Currently Enrolling Trials
Zevalin (ibritumomab tiuxetan) is a CD20-directed radiotherapeutic antibody.
Zevalin is specifically indicated:
- for the treatment of adult patients with relapsed or refractory, low-grade or follicular B-cell non-Hodgkin's lymphoma (NHL)
- for the treatment of previously untreated follicular NHL in adult patients who achieve a partial or complete response to first-line chemotherapy
Zevalin is supplied as an injection for intravenous administration. The recommended dosing schedule is as follows:
- Day 1: Administer rituximab 250 mg/m2 intravenous infusion
- Day 7, 8, or 9: Administer rituximab 250 mg/m2 intravenous infusion.
- If platelets at least 150,000/mm3: Within 4 hours after rituximab infusion, administer 0.4 mCi/kg (14.8 MBq per kg) Y-90 Zevalin intravenous infusion.
- If platelets 100,000 to 149,000/mm3 in relapsed or refractory patients: Within 4 hours after rituximab infusion, administer 0.3 mCi/kg (11.1 MBq per kg) Y-90 Zevalin intravenous infusion.
Mechanism of Action
The complementarity-determining regions of Ibritumomab bind to the CD20 antigen on B lymphocytes. Ibritumomab, like Rituximab, induces apoptosis in CD20+ B-cell lines in vitro. The chelate tiuxetan, which tightly binds In-111 or Y-90, is covalently linked to the amino groups of exposed lysines and arginines contained within the antibody. The beta emission from Y-90 induces cellular damage by the formation of free radicals in the target and neighboring cells.
Adverse events may include (but are not limited to) the following:
- Thrombocytopenia (decreased number of blood platelets)
- Neutropenia (decreased number of white blood cells)
- Arthralgia (joint pain)
- Dyspnea (difficult or labored breathing)
- Increased cough
The Zevalin drug label comes with the following Black Box Warning: Serious Infusion Reactions, some fatal, may occur within 24 hours of rituximab infusion. Prolonged and Severe Cytopenias occur in most patients. Severe Cutaneous and Mucocutaneous Reactions, some fatal, reported with Zevalin therapeutic regimen. Do not exceed 32 m Ci (1184 MBq) of Y-90 Zevalin.
Clinical Trial Results
Zevalin received both a full approval and an accelerated approval based on results from two major US efficacy studies.
The study that supported the full approval of Zevalin included 54 subjects. The subjects were diagnosed with relapsed follicular lymphoma, and they no longer adequately responded to Rituxan treatment. An overall response rate of 74% was achieved with Zevalin treatment, with 15% of subjects experiencing a complete response.
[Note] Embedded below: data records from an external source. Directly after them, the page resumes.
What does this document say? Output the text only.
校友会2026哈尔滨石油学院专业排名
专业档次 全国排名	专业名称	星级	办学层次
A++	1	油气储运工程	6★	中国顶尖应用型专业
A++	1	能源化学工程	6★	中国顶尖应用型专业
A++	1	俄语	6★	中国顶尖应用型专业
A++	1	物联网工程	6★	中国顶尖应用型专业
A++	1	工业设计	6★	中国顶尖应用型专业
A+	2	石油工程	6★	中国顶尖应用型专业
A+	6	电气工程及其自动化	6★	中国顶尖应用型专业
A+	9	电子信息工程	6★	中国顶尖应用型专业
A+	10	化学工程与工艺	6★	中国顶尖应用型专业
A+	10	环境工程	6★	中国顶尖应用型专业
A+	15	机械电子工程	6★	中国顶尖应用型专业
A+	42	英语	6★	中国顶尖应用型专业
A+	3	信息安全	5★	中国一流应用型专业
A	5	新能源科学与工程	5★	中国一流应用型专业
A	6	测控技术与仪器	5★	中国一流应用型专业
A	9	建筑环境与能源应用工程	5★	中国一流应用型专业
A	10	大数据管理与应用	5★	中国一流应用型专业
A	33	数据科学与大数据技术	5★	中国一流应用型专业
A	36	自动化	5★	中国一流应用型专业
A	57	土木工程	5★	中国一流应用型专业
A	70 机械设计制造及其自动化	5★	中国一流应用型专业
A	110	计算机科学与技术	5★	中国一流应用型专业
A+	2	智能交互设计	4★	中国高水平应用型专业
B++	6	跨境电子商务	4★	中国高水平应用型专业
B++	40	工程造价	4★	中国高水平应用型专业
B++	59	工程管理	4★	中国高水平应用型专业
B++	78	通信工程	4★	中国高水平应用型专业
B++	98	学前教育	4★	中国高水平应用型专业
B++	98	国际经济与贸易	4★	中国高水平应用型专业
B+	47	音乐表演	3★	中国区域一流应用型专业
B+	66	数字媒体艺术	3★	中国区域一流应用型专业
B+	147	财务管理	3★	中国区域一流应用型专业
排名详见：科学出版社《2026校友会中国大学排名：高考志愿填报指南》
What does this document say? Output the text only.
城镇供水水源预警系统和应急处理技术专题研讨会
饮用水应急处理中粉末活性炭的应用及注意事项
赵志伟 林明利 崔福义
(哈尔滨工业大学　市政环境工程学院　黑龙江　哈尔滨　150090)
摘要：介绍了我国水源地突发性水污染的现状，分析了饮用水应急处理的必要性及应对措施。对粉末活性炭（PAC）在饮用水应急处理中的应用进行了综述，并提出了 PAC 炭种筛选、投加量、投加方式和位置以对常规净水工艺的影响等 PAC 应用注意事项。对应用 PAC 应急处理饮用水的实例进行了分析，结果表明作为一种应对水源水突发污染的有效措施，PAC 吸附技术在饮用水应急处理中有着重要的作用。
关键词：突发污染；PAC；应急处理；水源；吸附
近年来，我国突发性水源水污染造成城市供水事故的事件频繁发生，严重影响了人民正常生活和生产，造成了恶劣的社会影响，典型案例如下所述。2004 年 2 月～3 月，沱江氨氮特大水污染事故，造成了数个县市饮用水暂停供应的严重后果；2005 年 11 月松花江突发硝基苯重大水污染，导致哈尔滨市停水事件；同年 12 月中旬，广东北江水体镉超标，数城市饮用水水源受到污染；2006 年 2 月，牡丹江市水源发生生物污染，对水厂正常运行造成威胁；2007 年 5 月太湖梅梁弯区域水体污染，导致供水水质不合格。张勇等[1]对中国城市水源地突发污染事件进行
Accelerated approval of Zevalin was supported by a randomized, controlled phase III trial. The trial included 143 subjects with relapsed or refractory, low grade or follicular NHL or transformed B-cell NHL. An overall response rate of 80% was obtained in subjects receiving the Zevalin therapeutic regimen (73 subjects), compared to 56% for the subjects receiving Rituxan alone (70 subjects). Thirty percent of Zevalin-treated subjects experienced a complete response, compared to a 16% complete response rate for Rituxan-treated subjects.